The government’s decision to raise the minimum wage to £6.50 has exasperated some retailers, who have criticised the timing of the move and labelled it a “false economy”.

Sanjeev Vadhera, director of North East Convenience Stores, which employs some 300 people across its 22 stores, said he would potentially have to cut hours and reduce investment.

“Something will have to give. It’s the first time the rise will affect us to such an extent. Previously, minimum wage rises would affect only the shop assistants, but now we’ll have to raise the earnings of assistant managers and even managers to differentiate their positions,” he added.

“It’s really bad timing, especially as the economy has just started to improve. Real wages will go up, but employment will go down. I don’t think the government thought of this.”

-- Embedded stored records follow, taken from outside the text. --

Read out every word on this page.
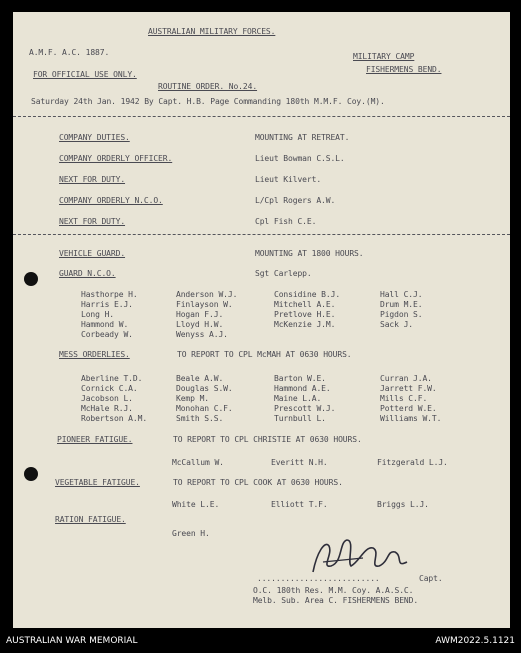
AUSTRALIAN MILITARY FORCES.
A.M.F. A.C. 1887.	MILITARY CAMP
FISHERMENS BEND.
FOR OFFICIAL USE ONLY.
ROUTINE ORDER. No.24.
Saturday 24th Jan. 1942 By Capt. H.B. Page Commanding 180th M.M.F. Coy.(M).
COMPANY DUTIES.	MOUNTING AT RETREAT.
COMPANY ORDERLY OFFICER.	Lieut Bowman C.S.L.
NEXT FOR DUTY.	Lieut Kilvert.
COMPANY ORDERLY N.C.O.	L/Cpl Rogers A.W.
NEXT FOR DUTY.	Cpl Fish C.E.
VEHICLE GUARD.	MOUNTING AT 1800 HOURS.
GUARD N.C.O.	Sgt Carlepp.
Hasthorpe H.	Anderson W.J.	Considine B.J.	Hall C.J.
Harris E.J.	Finlayson W.	Mitchell A.E.	Drum M.E.
Long H.	Hogan F.J.	Pretlove H.E.	Pigdon S.
Hammond W.	Lloyd H.W.	McKenzie J.M.	Sack J.
Corbeady W.	Wenyss A.J.
MESS ORDERLIES.	TO REPORT TO CPL McMAH AT 0630 HOURS.
Aberline T.D.	Beale A.W.	Barton W.E.	Curran J.A.
Cornick C.A.	Douglas S.W.	Hammond A.E.	Jarrett F.W.
Jacobson L.	Kemp M.	Maine L.A.	Mills C.F.
McHale R.J.	Monohan C.F.	Prescott W.J.	Potterd W.E.
Robertson A.M.	Smith S.S.	Turnbull L.	Williams W.T.
PIONEER FATIGUE.	TO REPORT TO CPL CHRISTIE AT 0630 HOURS.
McCallum W.	Everitt N.H.	Fitzgerald L.J.
VEGETABLE FATIGUE.	TO REPORT TO CPL COOK AT 0630 HOURS.
White L.E.	Elliott T.F.	Briggs L.J.
RATION FATIGUE.
Green H.
..........................	Capt.
O.C. 180th Res. M.M. Coy. A.A.S.C.
Melb. Sub. Area C. FISHERMENS BEND.
AUSTRALIAN WAR MEMORIAL	AWM2022.5.1121
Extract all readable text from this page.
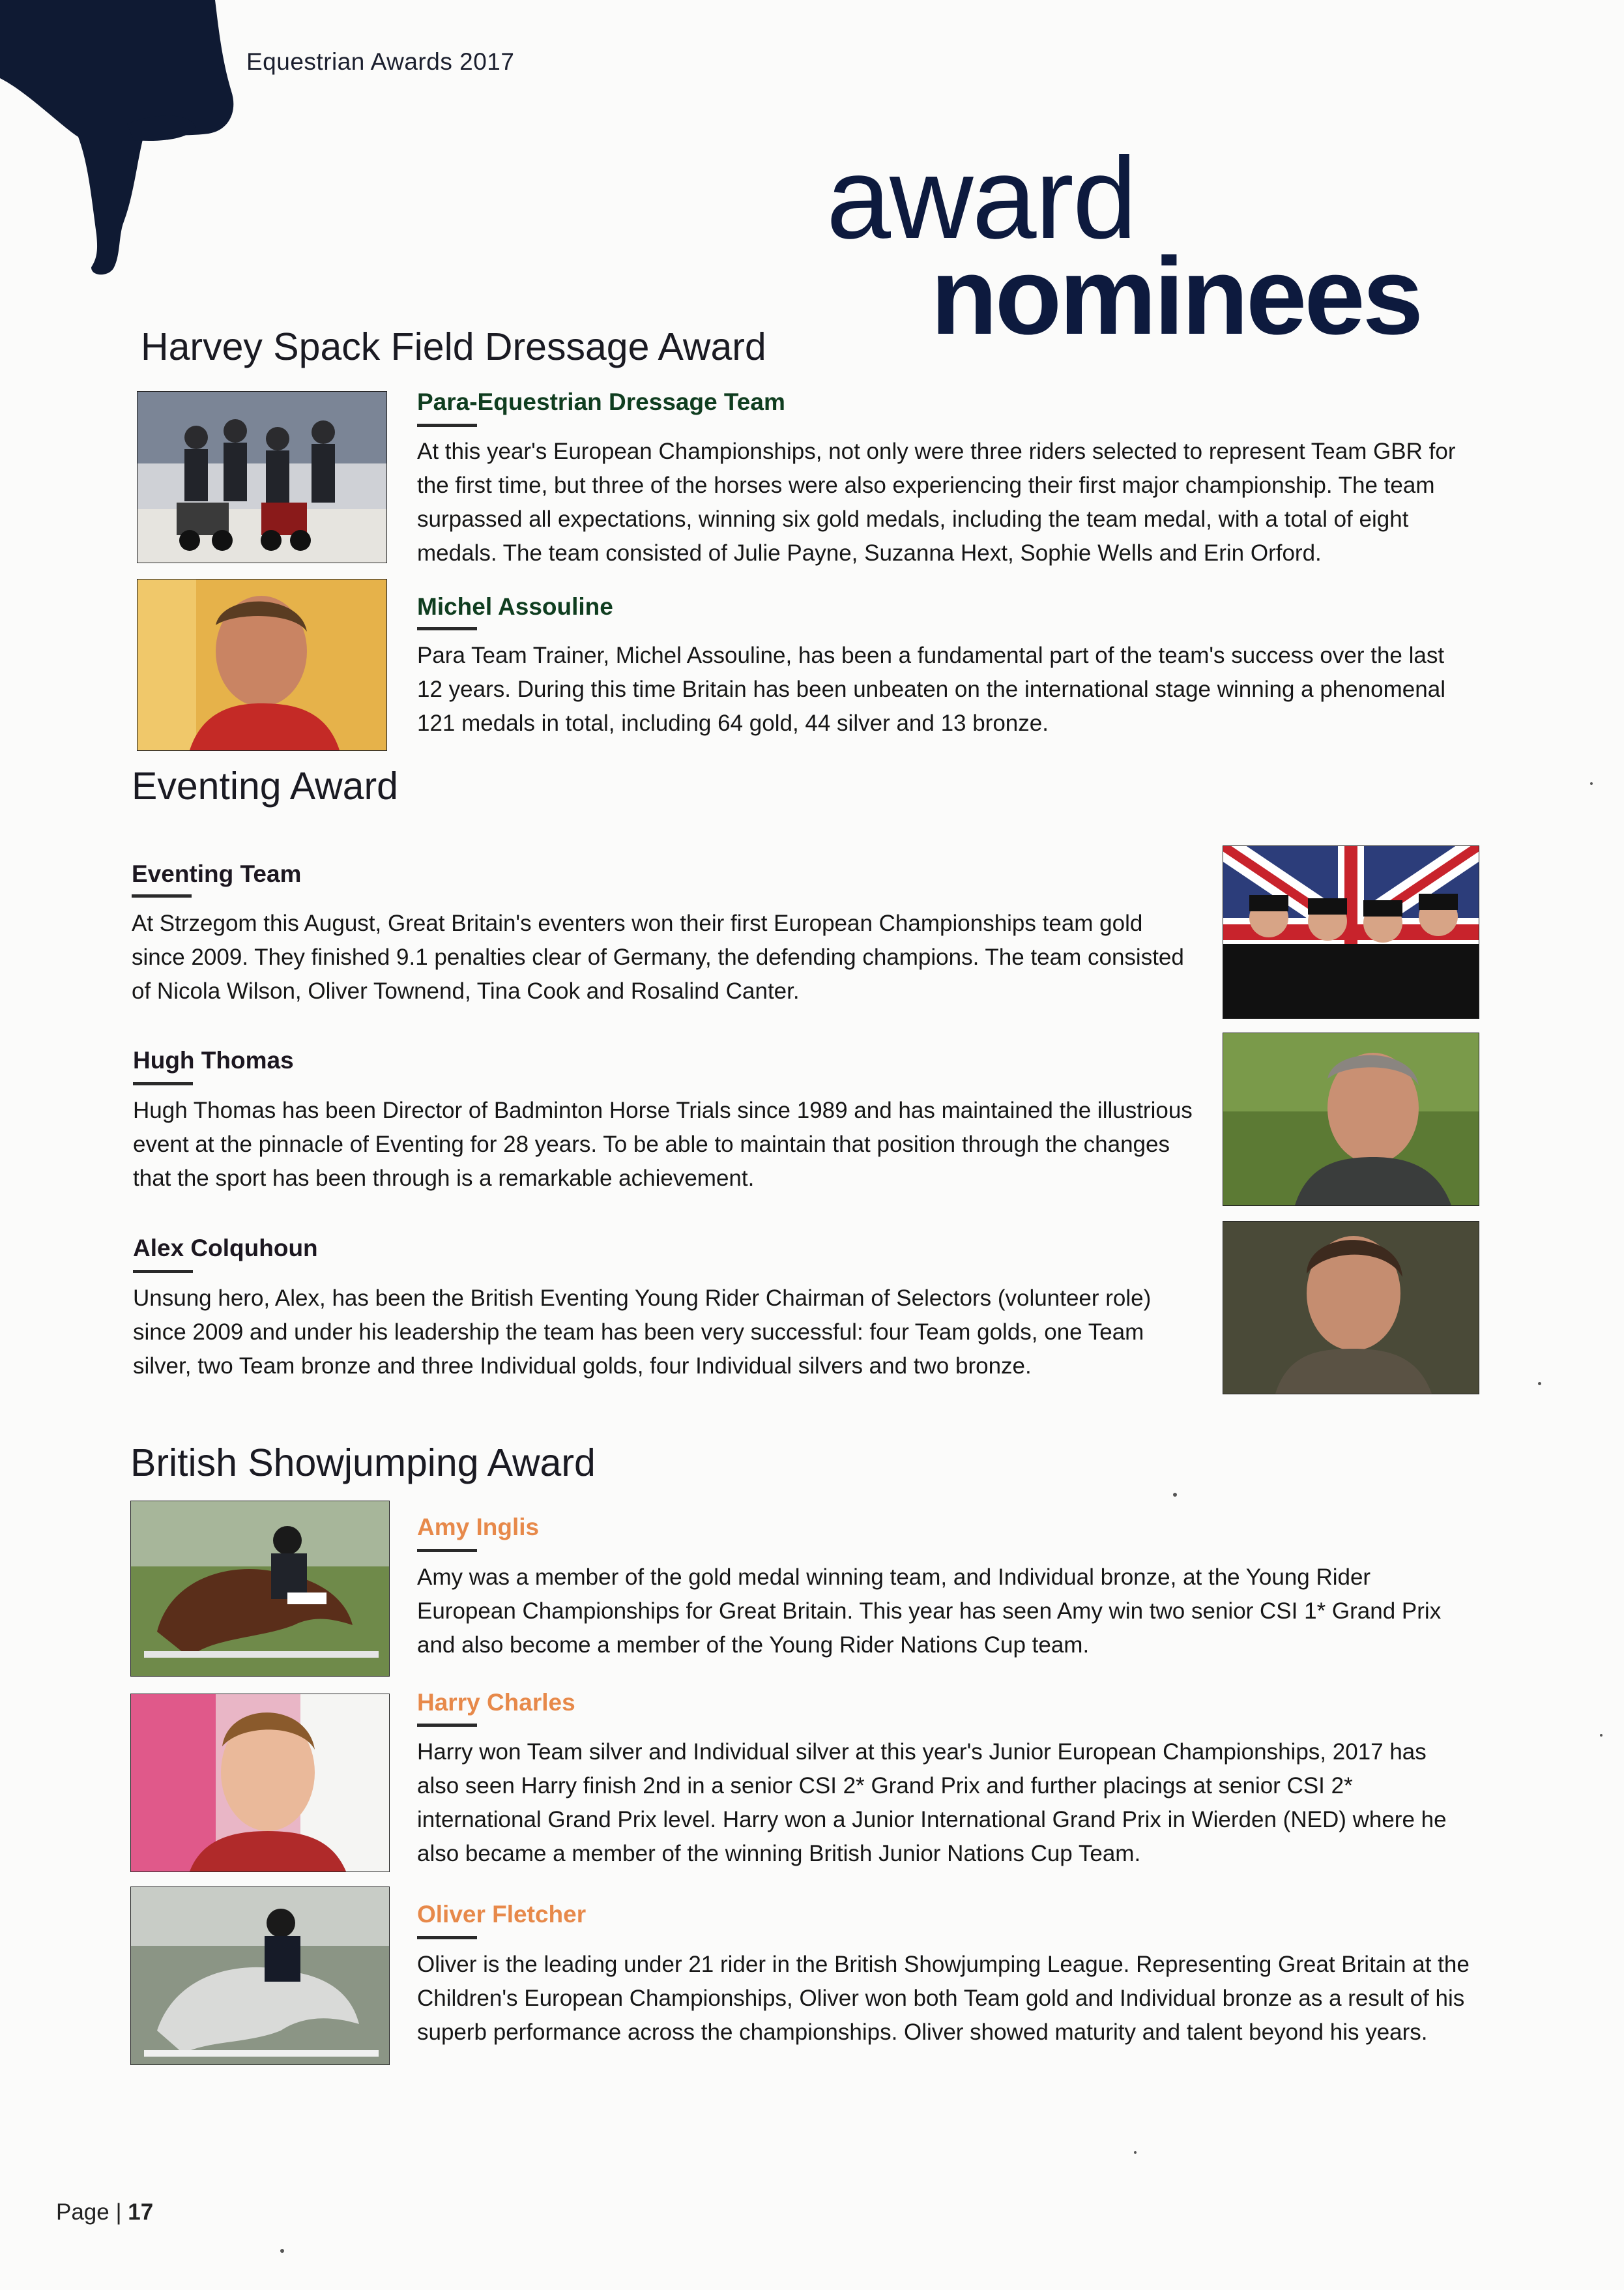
Equestrian Awards 2017
award
nominees
Harvey Spack Field Dressage Award
Para-Equestrian Dressage Team
At this year's European Championships, not only were three riders selected to represent Team GBR for the first time, but three of the horses were also experiencing their first major championship. The team surpassed all expectations, winning six gold medals, including the team medal, with a total of eight medals. The team consisted of Julie Payne, Suzanna Hext, Sophie Wells and Erin Orford.
Michel Assouline
Para Team Trainer, Michel Assouline, has been a fundamental part of the team's success over the last 12 years. During this time Britain has been unbeaten on the international stage winning a phenomenal 121 medals in total, including 64 gold, 44 silver and 13 bronze.
Eventing Award
Eventing Team
At Strzegom this August, Great Britain's eventers won their first European Championships team gold since 2009. They finished 9.1 penalties clear of Germany, the defending champions. The team consisted of Nicola Wilson, Oliver Townend, Tina Cook and Rosalind Canter.
Hugh Thomas
Hugh Thomas has been Director of Badminton Horse Trials since 1989 and has maintained the illustrious event at the pinnacle of Eventing for 28 years. To be able to maintain that position through the changes that the sport has been through is a remarkable achievement.
Alex Colquhoun
Unsung hero, Alex, has been the British Eventing Young Rider Chairman of Selectors (volunteer role) since 2009 and under his leadership the team has been very successful: four Team golds, one Team silver, two Team bronze and three Individual golds, four Individual silvers and two bronze.
British Showjumping Award
Amy Inglis
Amy was a member of the gold medal winning team, and Individual bronze, at the Young Rider European Championships for Great Britain. This year has seen Amy win two senior CSI 1* Grand Prix and also become a member of the Young Rider Nations Cup team.
Harry Charles
Harry won Team silver and Individual silver at this year's Junior European Championships, 2017 has also seen Harry finish 2nd in a senior CSI 2* Grand Prix and further placings at senior CSI 2* international Grand Prix level. Harry won a Junior International Grand Prix in Wierden (NED) where he also became a member of the winning British Junior Nations Cup Team.
Oliver Fletcher
Oliver is the leading under 21 rider in the British Showjumping League. Representing Great Britain at the Children's European Championships, Oliver won both Team gold and Individual bronze as a result of his superb performance across the championships. Oliver showed maturity and talent beyond his years.
Page | 17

Barrie Seymour, of Londis Littletown, West Yorkshire, said “I don’t get why the government does it. It’s a false economy as it’ll just push prices up. We’re going to have to find an extra £300 a month to pay our 13 employees. Last time it went up we had to cut some people’s hours.

“The small independents will suffer the most from this decision and get rid of staff.”

Rishi Madhani, who owns a Today’s store Stokenchurch, Buckinghamshire, called for compensation for small businesses. “There should be some leeway for small businesses so they pay less National Insurance contributions for their employees otherwise they’ll be forced into the position of having to let staff go or cut hours to keep the wage bill down,” he said.

“We’ve got quite a few members of staff so this increase will really affect us. Turnover isn’t increasing much year on year, but overheads like minimum wage are constantly on the rise.”


Another view

” The rise in the National Minimum Wage will affect us, but it’s no bad thing. I expect a lot out of my staff. They all have departmental ownership, which eases my workload, so I think they earn it. Good staff deserve a good rate of pay. “

Dan Cock, Whitstone Stores, Holsworthy, Devon


” We pay above the minimum so it won’t affect us. It’ll put general pressure on the market, but it wasn’t an unexpected move. “

Clive Sheppard, director at the Chartman Group, a South West Spar retailer

Moving in one direction

Once the Low Pay Commission had recommended a 3% rise in the adult rate last month, it was clear that the government would accept its advice.

Ministers had lined up to offer their backing for a rise against a backdrop of minimal opposition.

The £6.50 rate will come into effect in October. The rate for 18- to 20-year-olds will rise by 2% to £5.13 an hour, while the rate for those aged 16 and 17 will rise by 2% to £3.79.

“Low-paid workers will enjoy the biggest cash increase in their take-home pay since 2008,” said business secretary Vince Cable.